Portal Uwodzicieli
Witryna poświęcona relacjom damsko męskim oraz budowaniu międzyludzkich więzi emocjonalnych.
Lorem ipsum dolor sit amet, consectetur adipiscing elit END.

Jak nie być Przeciętnym Sfrustrowanym Gnojkiem - podręczny poradnik

Portret użytkownika Rot

Niniejszy krótki przewodnik dedykuję głównie sobie ku przypomnieniu. Niektórym może też się przyda.

Zaczniemy od zdefinowania sobie z czym mamy dziś do czynienia.
Za Urban Dictionary:

AFC
Average Frustrated Chump: An AFC is a man who unknowingly kills the sexual and romantic interests of a woman through the very deeds and behaviors he believes should arouse them. This ironic outcome is usually attributed to a complete imbalance of qualities in the AFC, such as the extreme willingness to listen, understand and comfort a woman, while also sharply contrasting this by a concentrated effort to avoid sexual innuendos or advances of any kind, avoiding differing opinions or interests that may insinuate any incompatibility and the avoidance of telling a woman she is behaving wrong and/or improperly, even in cases when it's clear that she is.
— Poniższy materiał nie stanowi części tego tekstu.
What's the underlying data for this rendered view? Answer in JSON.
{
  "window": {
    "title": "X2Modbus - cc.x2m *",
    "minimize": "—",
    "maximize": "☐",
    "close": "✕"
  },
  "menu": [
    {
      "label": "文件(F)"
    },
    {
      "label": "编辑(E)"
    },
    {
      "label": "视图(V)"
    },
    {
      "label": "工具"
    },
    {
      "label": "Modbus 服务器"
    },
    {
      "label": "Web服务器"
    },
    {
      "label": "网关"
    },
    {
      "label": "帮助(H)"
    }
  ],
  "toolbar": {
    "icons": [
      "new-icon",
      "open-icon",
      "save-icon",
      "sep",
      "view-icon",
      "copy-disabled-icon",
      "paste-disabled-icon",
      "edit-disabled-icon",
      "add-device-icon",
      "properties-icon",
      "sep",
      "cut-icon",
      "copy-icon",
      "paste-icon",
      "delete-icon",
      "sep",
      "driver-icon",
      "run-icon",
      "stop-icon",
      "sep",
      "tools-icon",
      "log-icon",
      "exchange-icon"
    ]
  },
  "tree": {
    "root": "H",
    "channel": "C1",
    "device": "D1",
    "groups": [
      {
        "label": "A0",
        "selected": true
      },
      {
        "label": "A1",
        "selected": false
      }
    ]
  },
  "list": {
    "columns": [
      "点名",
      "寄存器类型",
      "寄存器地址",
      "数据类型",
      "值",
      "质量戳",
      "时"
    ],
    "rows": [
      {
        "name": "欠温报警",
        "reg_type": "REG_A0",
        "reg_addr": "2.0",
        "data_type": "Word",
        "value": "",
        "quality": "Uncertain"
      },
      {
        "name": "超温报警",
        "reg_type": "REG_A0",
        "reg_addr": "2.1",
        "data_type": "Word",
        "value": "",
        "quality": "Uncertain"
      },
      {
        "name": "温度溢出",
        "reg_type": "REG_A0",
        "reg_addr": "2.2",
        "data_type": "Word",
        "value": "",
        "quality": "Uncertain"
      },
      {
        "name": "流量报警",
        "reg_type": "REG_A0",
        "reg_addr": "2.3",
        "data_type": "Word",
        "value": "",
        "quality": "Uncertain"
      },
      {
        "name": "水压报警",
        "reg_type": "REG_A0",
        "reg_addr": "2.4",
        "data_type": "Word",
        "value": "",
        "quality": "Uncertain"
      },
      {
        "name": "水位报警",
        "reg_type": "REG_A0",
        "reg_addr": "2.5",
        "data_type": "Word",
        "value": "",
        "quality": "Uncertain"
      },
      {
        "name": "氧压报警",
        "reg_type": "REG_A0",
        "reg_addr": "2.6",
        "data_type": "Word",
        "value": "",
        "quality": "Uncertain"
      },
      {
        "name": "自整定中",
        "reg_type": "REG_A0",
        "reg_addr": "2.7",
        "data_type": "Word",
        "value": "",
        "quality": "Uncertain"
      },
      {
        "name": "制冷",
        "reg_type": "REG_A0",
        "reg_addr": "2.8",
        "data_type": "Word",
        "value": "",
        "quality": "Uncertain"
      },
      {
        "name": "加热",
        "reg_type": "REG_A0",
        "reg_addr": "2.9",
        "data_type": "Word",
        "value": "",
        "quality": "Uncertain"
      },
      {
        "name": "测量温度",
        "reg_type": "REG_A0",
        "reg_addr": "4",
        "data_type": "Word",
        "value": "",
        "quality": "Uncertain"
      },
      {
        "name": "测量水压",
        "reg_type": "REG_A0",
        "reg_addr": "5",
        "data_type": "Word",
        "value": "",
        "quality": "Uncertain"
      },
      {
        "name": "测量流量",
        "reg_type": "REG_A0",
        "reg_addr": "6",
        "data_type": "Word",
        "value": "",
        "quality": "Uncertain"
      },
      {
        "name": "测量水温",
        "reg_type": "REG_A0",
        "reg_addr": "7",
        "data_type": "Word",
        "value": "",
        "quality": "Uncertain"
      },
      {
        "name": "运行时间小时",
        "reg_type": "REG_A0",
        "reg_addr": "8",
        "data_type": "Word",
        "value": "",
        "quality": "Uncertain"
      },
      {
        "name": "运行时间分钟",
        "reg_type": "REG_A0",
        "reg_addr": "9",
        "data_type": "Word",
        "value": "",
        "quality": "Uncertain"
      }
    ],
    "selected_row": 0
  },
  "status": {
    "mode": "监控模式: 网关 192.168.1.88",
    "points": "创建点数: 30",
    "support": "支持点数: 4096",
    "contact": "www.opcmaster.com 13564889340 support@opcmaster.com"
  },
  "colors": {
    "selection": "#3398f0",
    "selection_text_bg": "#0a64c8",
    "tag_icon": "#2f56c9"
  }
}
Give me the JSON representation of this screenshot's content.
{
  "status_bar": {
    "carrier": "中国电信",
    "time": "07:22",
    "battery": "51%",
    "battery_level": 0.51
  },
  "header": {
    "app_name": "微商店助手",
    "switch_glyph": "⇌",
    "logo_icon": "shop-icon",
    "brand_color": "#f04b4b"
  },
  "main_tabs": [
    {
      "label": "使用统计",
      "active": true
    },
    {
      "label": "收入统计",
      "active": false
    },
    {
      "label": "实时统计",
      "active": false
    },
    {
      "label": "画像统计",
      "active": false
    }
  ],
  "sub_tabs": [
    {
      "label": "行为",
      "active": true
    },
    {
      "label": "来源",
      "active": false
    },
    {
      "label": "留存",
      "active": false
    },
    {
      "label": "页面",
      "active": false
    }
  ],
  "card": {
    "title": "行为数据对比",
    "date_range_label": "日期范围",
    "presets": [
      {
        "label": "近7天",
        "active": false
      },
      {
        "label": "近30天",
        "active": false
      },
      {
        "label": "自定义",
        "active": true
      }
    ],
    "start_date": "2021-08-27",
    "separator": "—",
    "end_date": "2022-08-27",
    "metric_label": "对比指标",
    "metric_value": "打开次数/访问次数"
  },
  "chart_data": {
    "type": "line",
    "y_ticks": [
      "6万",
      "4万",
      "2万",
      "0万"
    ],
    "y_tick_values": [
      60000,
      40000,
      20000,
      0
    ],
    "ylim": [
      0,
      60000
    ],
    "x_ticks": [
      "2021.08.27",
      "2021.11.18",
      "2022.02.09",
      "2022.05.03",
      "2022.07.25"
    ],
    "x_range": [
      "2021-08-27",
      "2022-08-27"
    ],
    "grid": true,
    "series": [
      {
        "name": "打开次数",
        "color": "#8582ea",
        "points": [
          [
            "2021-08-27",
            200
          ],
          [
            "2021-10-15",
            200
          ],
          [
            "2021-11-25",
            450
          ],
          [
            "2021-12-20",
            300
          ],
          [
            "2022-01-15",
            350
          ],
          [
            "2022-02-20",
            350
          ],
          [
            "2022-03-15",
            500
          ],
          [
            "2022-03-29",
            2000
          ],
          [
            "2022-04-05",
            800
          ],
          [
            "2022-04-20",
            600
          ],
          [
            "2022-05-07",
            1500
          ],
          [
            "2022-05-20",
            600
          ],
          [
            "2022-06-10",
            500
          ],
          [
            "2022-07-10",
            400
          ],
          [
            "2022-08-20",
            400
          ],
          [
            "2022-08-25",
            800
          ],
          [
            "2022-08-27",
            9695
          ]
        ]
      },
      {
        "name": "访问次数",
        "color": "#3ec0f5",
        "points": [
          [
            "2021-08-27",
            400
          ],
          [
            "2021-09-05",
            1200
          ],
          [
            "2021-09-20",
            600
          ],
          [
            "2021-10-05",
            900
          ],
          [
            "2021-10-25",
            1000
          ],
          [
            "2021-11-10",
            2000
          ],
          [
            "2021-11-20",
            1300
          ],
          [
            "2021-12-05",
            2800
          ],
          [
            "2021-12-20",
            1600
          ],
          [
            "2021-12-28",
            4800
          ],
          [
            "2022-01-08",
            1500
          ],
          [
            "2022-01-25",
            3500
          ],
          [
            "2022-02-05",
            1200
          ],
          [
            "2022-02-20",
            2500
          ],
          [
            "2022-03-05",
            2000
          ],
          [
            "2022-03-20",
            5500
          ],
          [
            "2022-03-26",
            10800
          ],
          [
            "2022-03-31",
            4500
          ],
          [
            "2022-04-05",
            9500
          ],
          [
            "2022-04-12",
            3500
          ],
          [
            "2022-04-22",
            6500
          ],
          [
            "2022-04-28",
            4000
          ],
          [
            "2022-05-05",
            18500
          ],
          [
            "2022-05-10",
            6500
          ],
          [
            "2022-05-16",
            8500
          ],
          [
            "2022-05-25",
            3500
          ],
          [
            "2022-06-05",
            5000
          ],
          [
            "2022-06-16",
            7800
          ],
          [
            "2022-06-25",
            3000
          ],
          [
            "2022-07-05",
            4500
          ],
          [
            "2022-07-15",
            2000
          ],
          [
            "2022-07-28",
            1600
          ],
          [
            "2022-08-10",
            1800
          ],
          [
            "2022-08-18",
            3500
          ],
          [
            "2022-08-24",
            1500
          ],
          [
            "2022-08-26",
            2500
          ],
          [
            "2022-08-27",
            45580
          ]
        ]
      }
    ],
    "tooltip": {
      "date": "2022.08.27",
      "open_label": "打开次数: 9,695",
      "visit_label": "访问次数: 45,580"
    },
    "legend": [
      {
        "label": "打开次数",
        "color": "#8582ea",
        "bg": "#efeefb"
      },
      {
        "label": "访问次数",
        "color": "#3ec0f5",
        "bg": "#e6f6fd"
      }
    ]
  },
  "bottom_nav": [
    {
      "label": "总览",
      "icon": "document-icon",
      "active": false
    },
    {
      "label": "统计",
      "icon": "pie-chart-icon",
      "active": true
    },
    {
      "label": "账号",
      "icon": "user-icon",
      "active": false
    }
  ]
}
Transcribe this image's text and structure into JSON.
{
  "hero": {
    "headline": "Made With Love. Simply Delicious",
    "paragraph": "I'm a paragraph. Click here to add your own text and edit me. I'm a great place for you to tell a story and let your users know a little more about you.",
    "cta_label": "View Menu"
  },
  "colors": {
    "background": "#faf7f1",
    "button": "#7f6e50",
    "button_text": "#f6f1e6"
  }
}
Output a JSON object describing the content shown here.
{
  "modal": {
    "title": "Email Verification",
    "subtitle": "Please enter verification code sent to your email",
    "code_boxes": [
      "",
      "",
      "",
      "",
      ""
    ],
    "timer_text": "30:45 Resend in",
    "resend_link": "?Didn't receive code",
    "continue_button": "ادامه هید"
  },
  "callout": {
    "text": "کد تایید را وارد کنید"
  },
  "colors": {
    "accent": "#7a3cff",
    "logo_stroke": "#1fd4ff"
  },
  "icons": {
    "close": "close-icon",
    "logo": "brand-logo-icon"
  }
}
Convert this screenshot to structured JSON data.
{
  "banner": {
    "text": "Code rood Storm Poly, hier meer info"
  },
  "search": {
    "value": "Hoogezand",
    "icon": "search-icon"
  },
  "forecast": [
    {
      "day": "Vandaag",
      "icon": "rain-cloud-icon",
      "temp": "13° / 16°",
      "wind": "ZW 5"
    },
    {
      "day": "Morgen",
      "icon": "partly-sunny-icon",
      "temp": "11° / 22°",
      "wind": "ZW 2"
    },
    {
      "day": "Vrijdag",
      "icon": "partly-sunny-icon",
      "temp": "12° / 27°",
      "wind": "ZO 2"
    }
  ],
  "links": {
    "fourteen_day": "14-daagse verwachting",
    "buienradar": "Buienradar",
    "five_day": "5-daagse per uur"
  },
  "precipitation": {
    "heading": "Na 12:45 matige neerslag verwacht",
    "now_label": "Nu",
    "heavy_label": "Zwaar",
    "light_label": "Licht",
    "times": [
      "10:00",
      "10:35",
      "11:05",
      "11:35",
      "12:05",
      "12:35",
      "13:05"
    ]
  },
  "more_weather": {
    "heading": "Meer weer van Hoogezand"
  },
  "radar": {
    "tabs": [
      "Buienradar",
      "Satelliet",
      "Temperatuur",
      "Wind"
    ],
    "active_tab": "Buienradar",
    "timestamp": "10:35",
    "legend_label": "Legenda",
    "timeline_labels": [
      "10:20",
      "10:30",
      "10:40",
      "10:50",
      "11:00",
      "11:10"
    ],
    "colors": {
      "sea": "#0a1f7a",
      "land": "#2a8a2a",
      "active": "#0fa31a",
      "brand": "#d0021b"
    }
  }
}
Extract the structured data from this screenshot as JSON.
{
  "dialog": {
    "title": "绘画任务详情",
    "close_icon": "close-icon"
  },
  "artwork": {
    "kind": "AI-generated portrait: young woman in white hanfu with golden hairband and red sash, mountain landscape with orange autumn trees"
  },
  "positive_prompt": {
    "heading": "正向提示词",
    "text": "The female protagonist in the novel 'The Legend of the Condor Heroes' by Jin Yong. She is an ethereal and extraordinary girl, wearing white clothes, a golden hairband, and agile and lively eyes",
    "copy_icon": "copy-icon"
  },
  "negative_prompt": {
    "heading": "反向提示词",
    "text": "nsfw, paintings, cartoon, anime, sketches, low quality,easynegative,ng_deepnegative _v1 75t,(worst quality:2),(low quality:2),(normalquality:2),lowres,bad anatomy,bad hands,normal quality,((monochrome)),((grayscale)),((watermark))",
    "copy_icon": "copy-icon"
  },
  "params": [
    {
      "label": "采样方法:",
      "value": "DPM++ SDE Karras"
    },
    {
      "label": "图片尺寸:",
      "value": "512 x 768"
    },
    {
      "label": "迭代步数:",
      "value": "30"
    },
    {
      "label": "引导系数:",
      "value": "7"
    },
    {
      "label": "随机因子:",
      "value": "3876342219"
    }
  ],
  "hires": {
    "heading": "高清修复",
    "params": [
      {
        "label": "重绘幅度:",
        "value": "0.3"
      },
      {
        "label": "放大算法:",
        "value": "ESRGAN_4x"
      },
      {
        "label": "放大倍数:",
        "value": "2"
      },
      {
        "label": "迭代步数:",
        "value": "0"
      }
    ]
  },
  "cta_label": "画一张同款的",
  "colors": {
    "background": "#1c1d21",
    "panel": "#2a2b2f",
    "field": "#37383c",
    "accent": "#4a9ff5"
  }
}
Other typical traits and behaviors of the AFC include but are not limited to:

~An unprecedented ability to forgive a woman for hurtful and/or malicious acts.

~An unusual level of trust that fails to keep gullable behavior in check.

~The act of providing expensive or romantic gifts too readily and/or prematurely.

~The act of performing favors even when he feels he is being taken advantage of.

~The view that the majority of men are heartless dogs who chase women for sexual purposes only.

~An eagerness to display his romantic, chivalrous and sensitive qualities to prove he is not like other men.

~The act of changing who he is in an effort to impress a certain woman.
Because Johnny is such an AFC, Sally decided she didn't want to ruin her friendship with him by getting involved in a sexual relationship.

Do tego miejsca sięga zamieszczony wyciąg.